Job monitoring and debugging
Use the Google Cloud CLI, Dataproc REST API, and Google Cloud console to analyze and debug Dataproc jobs.
gcloud CLI
To examine a running job's status:
gcloud dataproc jobs describe job-id \ --region=region
To view job driver output, see View job output.
REST API
Call jobs.get to examine a job's JobStatus.State, JobStatus.Substate, JobStatus.details, and YarnApplication fields.
Console
To view job driver output, see View job output.
To view the dataproc agent log in Logging, select Dataproc Cluster→Cluster Name→Cluster UUID from the Logs Explorer cluster selector.
Then use the logs selector to select google.dataproc.agent
logs.
View job logs in Logging
If a job fails, you can access job logs in Logging.

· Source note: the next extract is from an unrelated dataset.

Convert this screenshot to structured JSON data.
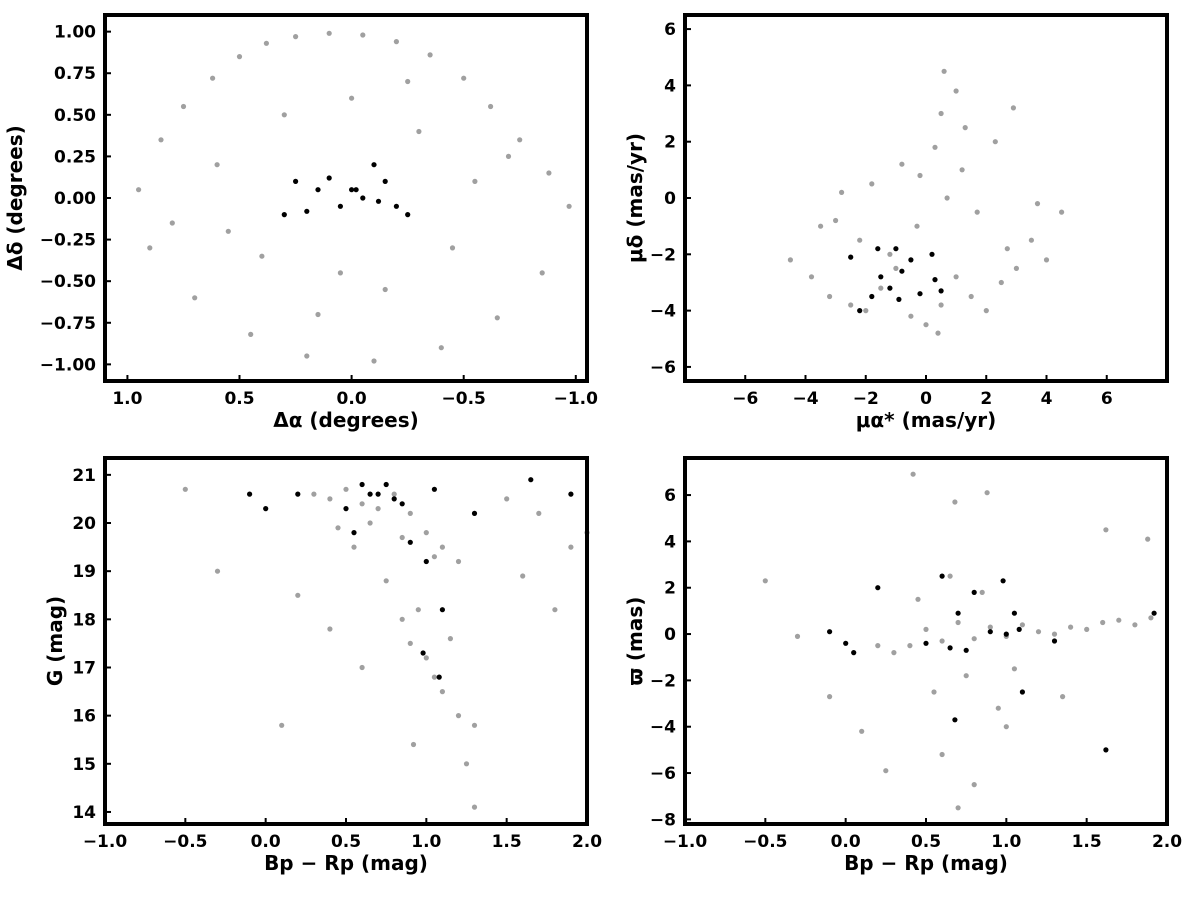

Determine who submitted a job
Looking up the details of a job will show who submitted that job in the submittedBy
field. For example, this job output shows user@domain
submitted the example
job to a cluster.
... placement: clusterName: cluster-name clusterUuid: cluster-uuid reference: jobId: job-uuid projectId: project status: state: DONE stateStartTime: '2018-11-01T00:53:37.599Z' statusHistory: - state: PENDING stateStartTime: '2018-11-01T00:33:41.387Z' - state: SETUP_DONE stateStartTime: '2018-11-01T00:33:41.765Z' - details: Agent reported job success state: RUNNING stateStartTime: '2018-11-01T00:33:42.146Z' submittedBy: user@domain
Error messages
Task was not acquired
This indicates that the Dataproc agent on the master node was unable to acquire the task from the control plane. This often happens due to out-of-memory (OOM) or network issues. If the job ran successfully previously and you have not changed network configuration settings, OOM is the most likely cause, often the result of the submission of many concurrently running jobs or jobs whose drivers consume significant memory (for example, jobs that load large datasets into memory).

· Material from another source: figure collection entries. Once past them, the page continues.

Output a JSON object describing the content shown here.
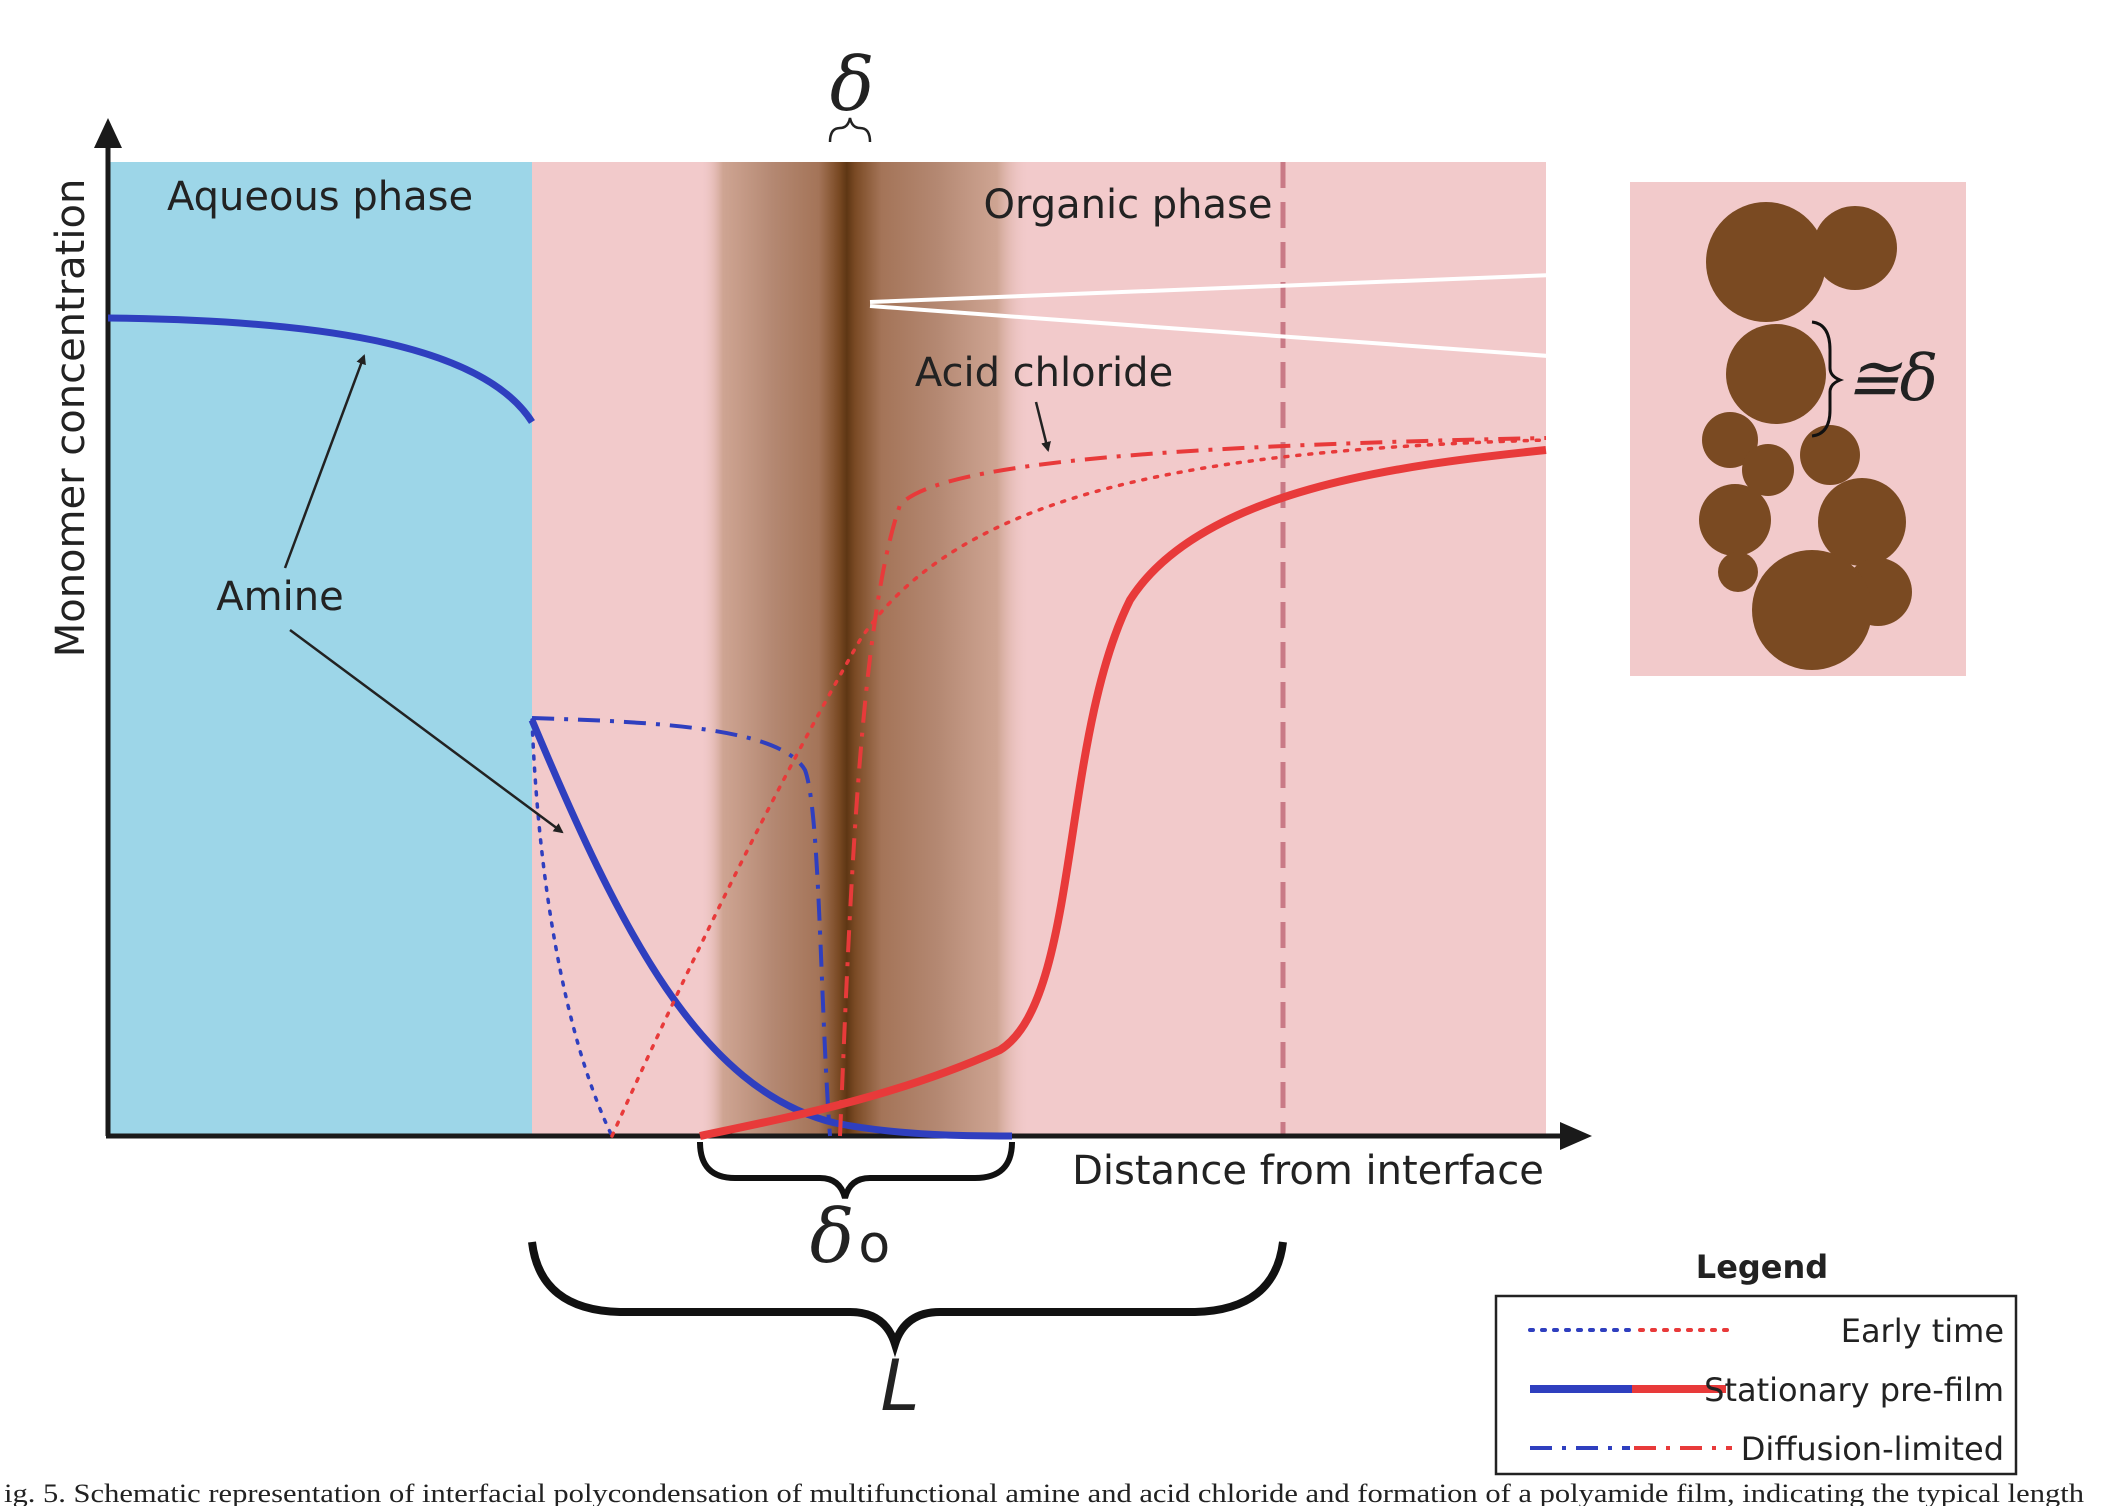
{
  "axes": {
    "y_label": "Monomer concentration",
    "x_label": "Distance from interface"
  },
  "regions": {
    "aqueous": "Aqueous phase",
    "organic": "Organic phase"
  },
  "labels": {
    "amine": "Amine",
    "acid_chloride": "Acid chloride",
    "delta": "δ",
    "delta0": "δ",
    "delta0_sub": "o",
    "length": "L",
    "approx_delta": "≅δ"
  },
  "legend": {
    "title": "Legend",
    "items": [
      {
        "label": "Early time",
        "style": "dotted"
      },
      {
        "label": "Stationary pre-film",
        "style": "solid"
      },
      {
        "label": "Diffusion-limited",
        "style": "dash-dot"
      }
    ]
  },
  "caption": "ig. 5. Schematic representation of interfacial polycondensation of multifunctional amine and acid chloride and formation of a polyamide film, indicating the typical length",
  "colors": {
    "aqueous": "#9dd6e8",
    "organic": "#f2cacb",
    "film_dark": "#6e4420",
    "film_mid": "#a67a5e",
    "particle": "#7a4a22",
    "amine": "#2f3fbf",
    "acid": "#e83a3a"
  }
}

No agent on master node(s) found to be active
This indicates that the Dataproc agent on the master node is not active and cannot accept new jobs. This often happens due to out-of-memory (OOM) or network issues, or if the master node VM is unhealthy. If the job ran successfully previously and you have not changed network configuration settings, OOM is the most likely cause, which often results from the submission of many concurrently running jobs or jobs whose drivers consume significant memory (jobs that load large datasets into memory). This problem can be resolved by restarting (stopping, then starting) the Dataproc cluster or retrying the job submission later. Note: Stopping a cluster causes all running jobs to fail.
Task not found
This error indicates that the cluster was deleted while a job was running. You can perform the following actions to identify the principal that performed the deletion and confirm that cluster deletion occurred when a job was running:
View the Dataproc audit logs to identify the principal that performed the delete operation.

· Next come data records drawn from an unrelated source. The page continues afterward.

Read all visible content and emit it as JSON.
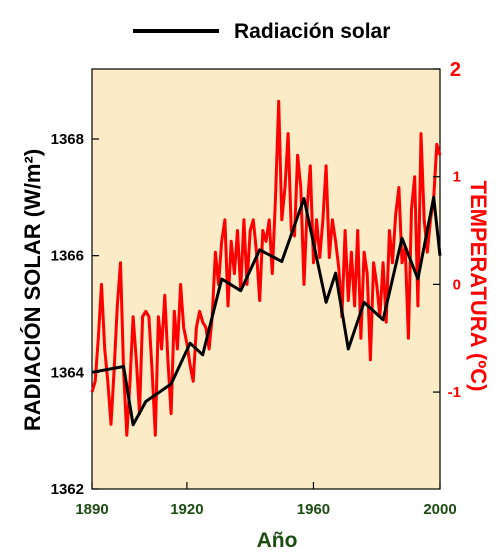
{
  "chart_data": {
    "type": "line",
    "legend": {
      "entries": [
        "Radiación solar"
      ],
      "placement": "top"
    },
    "xlabel": "Año",
    "xlim": [
      1890,
      2000
    ],
    "xticks": [
      "1890",
      "1920",
      "1960",
      "2000"
    ],
    "ylabel_left": "RADIACIÓN SOLAR (W/m²)",
    "ylim_left": [
      1362,
      1369.2
    ],
    "yticks_left": [
      "1362",
      "1364",
      "1366",
      "1368"
    ],
    "ylabel_right": "TEMPERATURA (ºC)",
    "ylim_right": [
      -1.9,
      2.0
    ],
    "yticks_right": [
      "-1",
      "0",
      "1",
      "2"
    ],
    "colors": {
      "background": "#fbebc6",
      "solar": "#000000",
      "temperature": "#ff0000",
      "left_text": "#000000",
      "right_text": "#ff0000",
      "x_ticks": "#1d4c13",
      "x_label": "#1d4c13"
    },
    "series": [
      {
        "name": "Radiación solar",
        "axis": "left",
        "x": [
          1890,
          1900,
          1903,
          1907,
          1915,
          1921,
          1925,
          1931,
          1937,
          1943,
          1950,
          1957,
          1964,
          1967,
          1971,
          1976,
          1982,
          1988,
          1993,
          1998,
          2000
        ],
        "values": [
          1364.0,
          1364.1,
          1363.1,
          1363.5,
          1363.8,
          1364.5,
          1364.3,
          1365.6,
          1365.4,
          1366.1,
          1365.9,
          1366.98,
          1365.2,
          1365.7,
          1364.4,
          1365.2,
          1364.9,
          1366.3,
          1365.6,
          1367.0,
          1366.0
        ]
      },
      {
        "axis": "right",
        "x": [
          1890,
          1891,
          1892,
          1893,
          1894,
          1895,
          1896,
          1897,
          1898,
          1899,
          1900,
          1901,
          1902,
          1903,
          1904,
          1905,
          1906,
          1907,
          1908,
          1909,
          1910,
          1911,
          1912,
          1913,
          1914,
          1915,
          1916,
          1917,
          1918,
          1919,
          1920,
          1921,
          1922,
          1923,
          1924,
          1925,
          1926,
          1927,
          1928,
          1929,
          1930,
          1931,
          1932,
          1933,
          1934,
          1935,
          1936,
          1937,
          1938,
          1939,
          1940,
          1941,
          1942,
          1943,
          1944,
          1945,
          1946,
          1947,
          1948,
          1949,
          1950,
          1951,
          1952,
          1953,
          1954,
          1955,
          1956,
          1957,
          1958,
          1959,
          1960,
          1961,
          1962,
          1963,
          1964,
          1965,
          1966,
          1967,
          1968,
          1969,
          1970,
          1971,
          1972,
          1973,
          1974,
          1975,
          1976,
          1977,
          1978,
          1979,
          1980,
          1981,
          1982,
          1983,
          1984,
          1985,
          1986,
          1987,
          1988,
          1989,
          1990,
          1991,
          1992,
          1993,
          1994,
          1995,
          1996,
          1997,
          1998,
          1999,
          2000
        ],
        "values": [
          -1.0,
          -0.9,
          -0.5,
          0.0,
          -0.6,
          -0.9,
          -1.3,
          -0.8,
          -0.2,
          0.2,
          -0.8,
          -1.4,
          -0.9,
          -0.3,
          -0.7,
          -1.2,
          -0.3,
          -0.25,
          -0.3,
          -0.8,
          -1.4,
          -0.3,
          -0.6,
          -0.1,
          -0.7,
          -1.2,
          -0.25,
          -0.6,
          0.0,
          -0.4,
          -0.55,
          -0.75,
          -0.9,
          -0.4,
          -0.25,
          -0.35,
          -0.4,
          -0.6,
          -0.3,
          0.3,
          0.0,
          0.4,
          0.6,
          -0.2,
          0.4,
          0.1,
          0.5,
          -0.05,
          0.6,
          0.0,
          0.5,
          0.6,
          0.3,
          -0.15,
          0.5,
          0.4,
          0.6,
          0.1,
          0.8,
          1.7,
          0.6,
          0.9,
          1.4,
          0.5,
          0.45,
          1.2,
          0.9,
          0.0,
          0.7,
          1.1,
          0.2,
          0.6,
          0.25,
          0.6,
          1.1,
          0.25,
          0.6,
          0.4,
          0.15,
          -0.3,
          0.5,
          -0.15,
          0.3,
          -0.2,
          0.5,
          -0.5,
          0.3,
          0.1,
          -0.7,
          0.2,
          0.0,
          -0.3,
          0.2,
          -0.35,
          0.5,
          0.2,
          0.65,
          0.9,
          0.2,
          0.35,
          -0.5,
          0.7,
          1.0,
          -0.2,
          1.4,
          0.6,
          0.3,
          0.6,
          0.8,
          1.3,
          1.2
        ]
      }
    ]
  }
}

Use Logging or the gcloud CLI to check that the YARN application's last known state was RUNNING:
- Use the following filter in Logging:
resource.type="cloud_dataproc_cluster" resource.labels.cluster_name="CLUSTER_NAME" resource.labels.cluster_uuid="CLUSTER_UUID" "YARN_APPLICATION_ID State change from"
- Run
gcloud dataproc jobs describe job-id --region=REGION
, then checkyarnApplications: > STATE
in the output.
To avoid Task not found
errors, use automation to make sure that clusters are not deleted
before all running jobs have completed.